El loro parlanchín y el tesoro perdido

El loro parlanchín y el tesoro perdido

En un frondoso rincón de la selva de Yucatán, donde los árboles danzaban al compás del viento y los ríos cantaban melodías ancestrales, vivía un loro parlanchín llamado Cantalicio. Sus plumas, de un verde intenso salpicado con destellos amarillos, brillaban como joyas bajo el sol. Cantalicio no solo destacaba por su colorido plumaje, sino por su inaudita habilidad de contar historias. Desde que el sol asomaba por el horizonte hasta que la luna pintaba de plata el cielo, el loro compartía sus relatos con los animales de la selva, quienes lo escuchaban embelesados.

Un día, mientras Cantalicio daba un recital de aventuras a un grupo entusiasta de tortugas y ranas, un extraño viajero apareció en su camino. Era un viejo mapache llamado Teodoro, conocido por sus traviesos ojos y su astucia inigualable. Teodoro, con un aire de misterio, se acercó al loro y le susurró al oído:

— ¿Sabías, querido Cantalicio, que en esta selva se esconde un tesoro perdido? Se dice que quien lo encuentre será el rey o reina de todos los animales.

El loro, curioso como siempre, se le hizo agua la boca de emoción. — ¡Un tesoro! —exclamó mientras las tortugas parecían asombrarse y las ranas croaron con entusiasmo—. Cuentame más, Teodoro.

Con un brillo travieso en sus ojos, el mapache le relató la historia de un valiente jaguar llamado Lucio, que había ocultado sus riquezas en lo profundo de la selva para protegerlas de la codicia. Sin embargo, el jaguar había olvidado la ubicación exacta, dejando entrever pistas en sus cuentos, una habilidad que Cantalicio sabía dominar a la perfección.

Despertando su espíritu aventurero, Cantalicio decidió que debía encontrar ese tesoro. Al amanecer siguiente, reunió a todos sus amigos: Mica, la tortuga sabia; Rufi, la rana saltadora, y Pipa, el escurridizo ardilla.
— Juntos, resolveremos la historia del tesoro perdido —anunció con voz potente. Acompañados de cantos y risas, se adentraron en la selva.

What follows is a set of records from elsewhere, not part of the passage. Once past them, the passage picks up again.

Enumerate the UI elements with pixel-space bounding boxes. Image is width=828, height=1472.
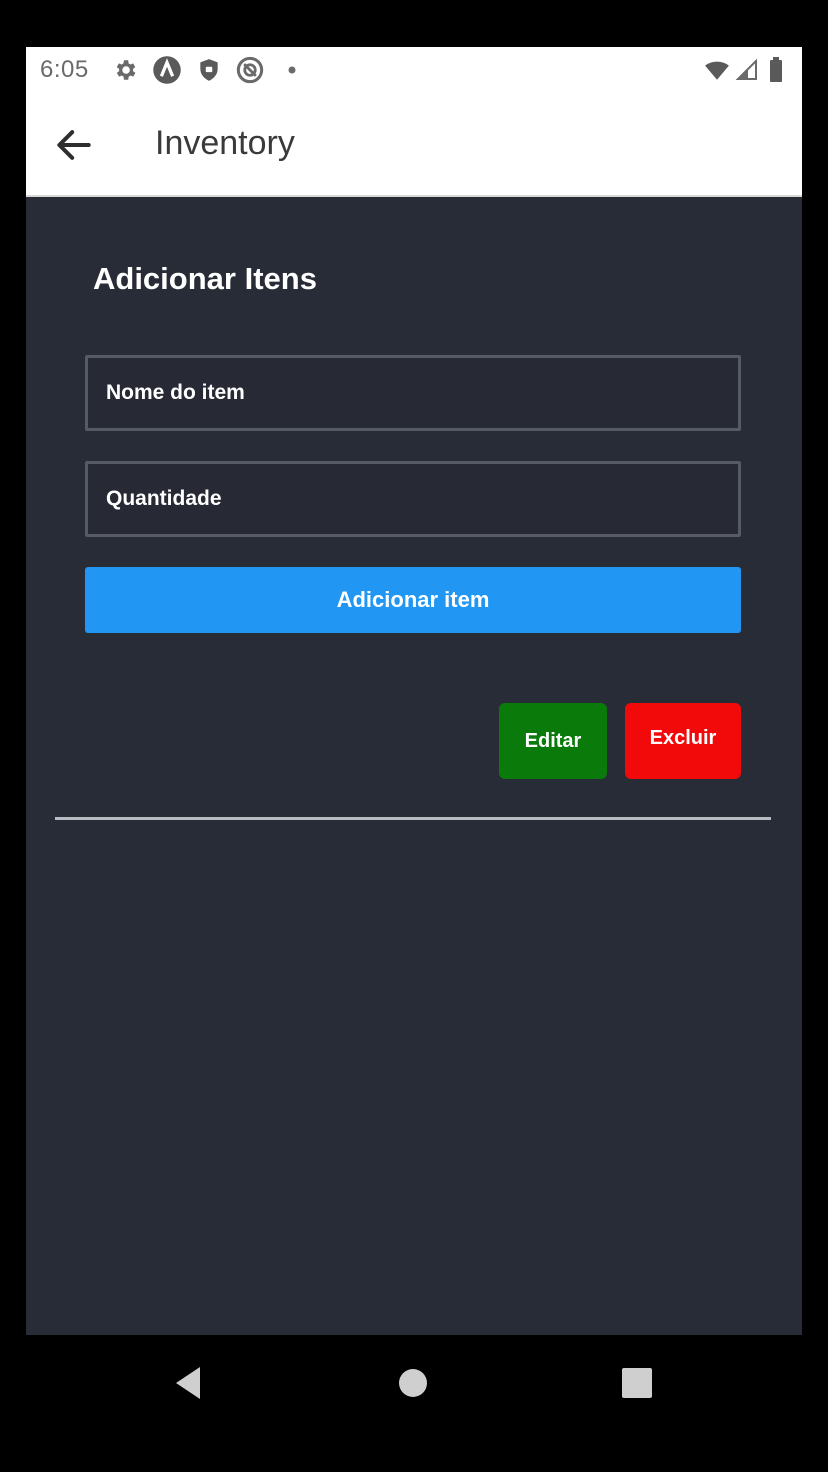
system-nav-bar <box>0 1335 828 1472</box>
quantity-field <box>85 461 741 537</box>
divider <box>55 817 771 820</box>
signal-icon <box>735 58 757 80</box>
app-bar: Inventory <box>26 93 802 197</box>
battery-icon <box>770 57 782 82</box>
sync-icon <box>236 56 264 84</box>
dot-icon <box>288 66 296 74</box>
app-screen: 6:05 Inventory Adicionar Itens Nome do i… <box>26 47 802 1335</box>
status-bar: 6:05 <box>26 47 802 93</box>
item-name-input[interactable] <box>88 358 738 428</box>
delete-button[interactable]: Excluir <box>625 703 741 779</box>
status-time: 6:05 <box>40 56 89 83</box>
edit-button[interactable]: Editar <box>499 703 607 779</box>
arrow-left-icon[interactable] <box>52 123 96 167</box>
settings-icon <box>116 60 136 80</box>
add-item-button[interactable]: Adicionar item <box>85 567 741 633</box>
quantity-input[interactable] <box>88 464 738 534</box>
item-name-field <box>85 355 741 431</box>
home-circle-icon[interactable] <box>389 1359 437 1407</box>
device-frame: 6:05 Inventory Adicionar Itens Nome do i… <box>0 0 828 1472</box>
page-heading: Adicionar Itens <box>93 261 317 296</box>
wifi-icon <box>705 61 729 80</box>
app-a-icon <box>153 56 181 84</box>
app-title: Inventory <box>155 124 295 162</box>
recents-square-icon[interactable] <box>613 1359 661 1407</box>
shield-icon <box>200 59 218 81</box>
back-triangle-icon[interactable] <box>164 1359 212 1407</box>
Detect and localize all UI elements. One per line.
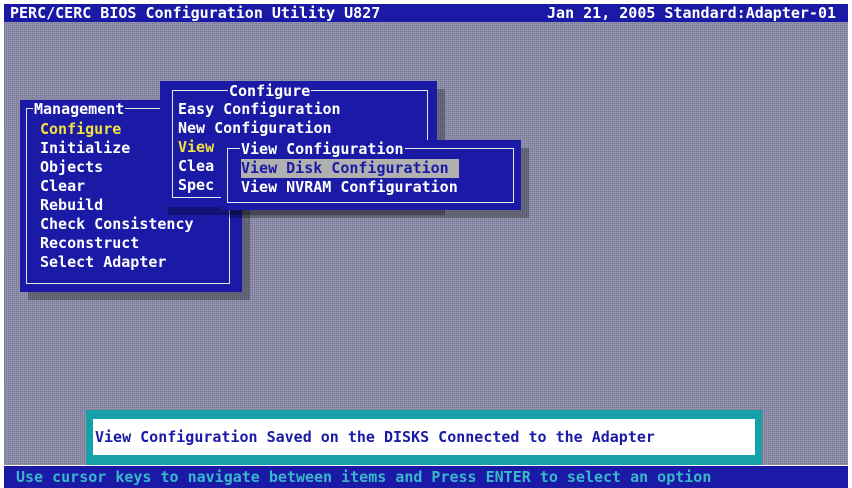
menu-item-check-consistency[interactable]: Check Consistency (40, 215, 194, 234)
menu-item-easy-configuration[interactable]: Easy Configuration (178, 100, 341, 119)
view-configuration-menu-title: View Configuration (240, 140, 405, 158)
menu-item-configure[interactable]: Configure (40, 120, 121, 139)
hint-text: View Configuration Saved on the DISKS Co… (92, 418, 756, 456)
menu-item-objects[interactable]: Objects (40, 158, 103, 177)
menu-item-rebuild[interactable]: Rebuild (40, 196, 103, 215)
date-adapter-info: Jan 21, 2005 Standard:Adapter-01 (547, 4, 836, 22)
menu-item-clear-configuration[interactable]: Clea (178, 157, 214, 176)
configure-menu-title: Configure (228, 82, 312, 100)
management-menu-title: Management (33, 100, 126, 118)
menu-item-initialize[interactable]: Initialize (40, 139, 130, 158)
hint-panel: View Configuration Saved on the DISKS Co… (86, 410, 762, 465)
menu-item-specify-hot-spare[interactable]: Spec (178, 176, 214, 195)
menu-item-select-adapter[interactable]: Select Adapter (40, 253, 166, 272)
menu-item-view-configuration[interactable]: View (178, 138, 214, 157)
menu-item-new-configuration[interactable]: New Configuration (178, 119, 332, 138)
status-bar: Use cursor keys to navigate between item… (4, 466, 848, 488)
view-configuration-menu: View Configuration View Disk Configurati… (221, 140, 521, 210)
menu-item-clear[interactable]: Clear (40, 177, 85, 196)
menu-item-reconstruct[interactable]: Reconstruct (40, 234, 139, 253)
menu-item-view-nvram-configuration[interactable]: View NVRAM Configuration (241, 178, 458, 197)
status-bar-text: Use cursor keys to navigate between item… (16, 468, 712, 486)
app-title: PERC/CERC BIOS Configuration Utility U82… (10, 4, 381, 22)
title-bar: PERC/CERC BIOS Configuration Utility U82… (4, 4, 848, 22)
menu-item-view-disk-configuration[interactable]: View Disk Configuration (241, 159, 459, 178)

Las horas se convirtieron en días, y con cada recoveco que exploraban, Cantalicio contaba en verso las pistas que descubrían: un árbol con tres troncos, un lago en forma de corazón y una montaña que canta al atardecer. Cada relajo del loro desvelaba un secreto, y en cada rincón, sus amigos se llenaban de esperanza.

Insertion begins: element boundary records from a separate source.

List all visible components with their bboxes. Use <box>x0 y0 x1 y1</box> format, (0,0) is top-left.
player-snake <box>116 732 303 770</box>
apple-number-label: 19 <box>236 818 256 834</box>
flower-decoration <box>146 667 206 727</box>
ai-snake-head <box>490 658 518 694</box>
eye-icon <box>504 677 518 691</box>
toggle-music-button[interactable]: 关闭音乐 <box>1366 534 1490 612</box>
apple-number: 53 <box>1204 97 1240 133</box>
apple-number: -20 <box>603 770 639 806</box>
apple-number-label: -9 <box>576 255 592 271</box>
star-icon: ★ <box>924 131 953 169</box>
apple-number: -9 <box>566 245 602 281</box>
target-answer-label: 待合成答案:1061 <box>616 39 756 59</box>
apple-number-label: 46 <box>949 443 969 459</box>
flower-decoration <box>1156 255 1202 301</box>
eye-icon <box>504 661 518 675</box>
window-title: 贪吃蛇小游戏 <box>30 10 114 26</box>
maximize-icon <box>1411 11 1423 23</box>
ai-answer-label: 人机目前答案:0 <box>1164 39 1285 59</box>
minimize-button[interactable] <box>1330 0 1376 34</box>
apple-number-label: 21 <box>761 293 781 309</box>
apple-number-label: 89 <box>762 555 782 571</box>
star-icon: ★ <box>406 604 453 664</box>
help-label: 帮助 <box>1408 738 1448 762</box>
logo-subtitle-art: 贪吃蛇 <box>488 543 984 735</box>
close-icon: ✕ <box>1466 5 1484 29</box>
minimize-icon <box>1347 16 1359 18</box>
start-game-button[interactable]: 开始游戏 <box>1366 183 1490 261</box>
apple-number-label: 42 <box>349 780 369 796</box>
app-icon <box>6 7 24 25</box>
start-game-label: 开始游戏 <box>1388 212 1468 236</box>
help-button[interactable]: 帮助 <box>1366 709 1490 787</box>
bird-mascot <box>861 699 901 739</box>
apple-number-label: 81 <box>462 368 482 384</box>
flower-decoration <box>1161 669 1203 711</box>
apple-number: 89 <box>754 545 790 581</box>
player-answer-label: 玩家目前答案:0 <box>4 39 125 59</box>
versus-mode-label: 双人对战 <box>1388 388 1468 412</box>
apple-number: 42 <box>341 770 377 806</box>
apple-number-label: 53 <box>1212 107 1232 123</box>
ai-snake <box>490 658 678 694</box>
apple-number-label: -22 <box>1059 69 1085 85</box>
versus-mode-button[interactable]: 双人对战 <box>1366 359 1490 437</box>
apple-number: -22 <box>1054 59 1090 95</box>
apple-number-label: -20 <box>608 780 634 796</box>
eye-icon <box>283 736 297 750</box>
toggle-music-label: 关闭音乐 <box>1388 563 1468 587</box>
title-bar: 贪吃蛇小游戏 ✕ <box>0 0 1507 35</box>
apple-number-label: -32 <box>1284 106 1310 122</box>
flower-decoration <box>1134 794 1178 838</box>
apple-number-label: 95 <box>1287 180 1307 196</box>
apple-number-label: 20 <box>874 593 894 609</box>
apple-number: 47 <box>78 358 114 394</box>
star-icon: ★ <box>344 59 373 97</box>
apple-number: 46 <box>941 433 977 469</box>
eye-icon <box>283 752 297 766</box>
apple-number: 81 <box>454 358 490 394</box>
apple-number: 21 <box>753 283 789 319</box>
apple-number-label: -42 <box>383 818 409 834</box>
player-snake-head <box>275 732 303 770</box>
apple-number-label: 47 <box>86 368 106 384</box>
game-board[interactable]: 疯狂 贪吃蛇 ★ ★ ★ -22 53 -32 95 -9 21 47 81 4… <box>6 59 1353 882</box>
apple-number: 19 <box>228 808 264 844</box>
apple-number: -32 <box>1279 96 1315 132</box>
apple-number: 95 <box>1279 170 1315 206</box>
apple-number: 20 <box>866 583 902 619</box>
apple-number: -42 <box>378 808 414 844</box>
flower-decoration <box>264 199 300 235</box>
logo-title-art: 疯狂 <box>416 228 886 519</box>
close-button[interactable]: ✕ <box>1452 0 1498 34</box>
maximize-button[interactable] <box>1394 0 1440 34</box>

Finalmente, tras una travesía llena de desafíos y galanterías, llegaron a un misterioso paraje donde convergían todos los elementos. Allí, encontraron un gran árbol de tres troncos que se aferraba a la tierra como los recuerdos a la memoria. Rufi, eufórica, saltó y exclamó:

— ¡El lago! ¡El lago! ¡Lo vi en mis sueños!

Al mirar con atención, el grupo descubrió una reluciente entrada bajo las raíces del árbol. Con una mezcla de intriga y valentía, se adentraron en el oscuro túnel que apareció ante ellos. Borboteos de agua y suaves brillos los guiaron hasta un claro iluminado donde el tesoro yacía resguardado entre verdes enredaderas.

Pero el tesoro no eran oro, ni joyas o riquezas, sino un inmenso mural tallado en la roca, representando a todos los animales de la selva unidos en perfecta armonía. Entre ellos, Cantalicio se reconoció, sus plumas brillando con orgullo. Teodoro había tenido razón: el verdadero tesoro estaba en la amistad y la unión.

Al final de su aventura, decidieron que cada año, en el día del descubrimiento, celebrarían su diversidad y el amor que compartían. Cantalicio, con su inigualable talento, se convirtió en el narrador oficial de la selva, relatando la historia del tesoro más Valioso, un legado que nunca se perdería en el viento.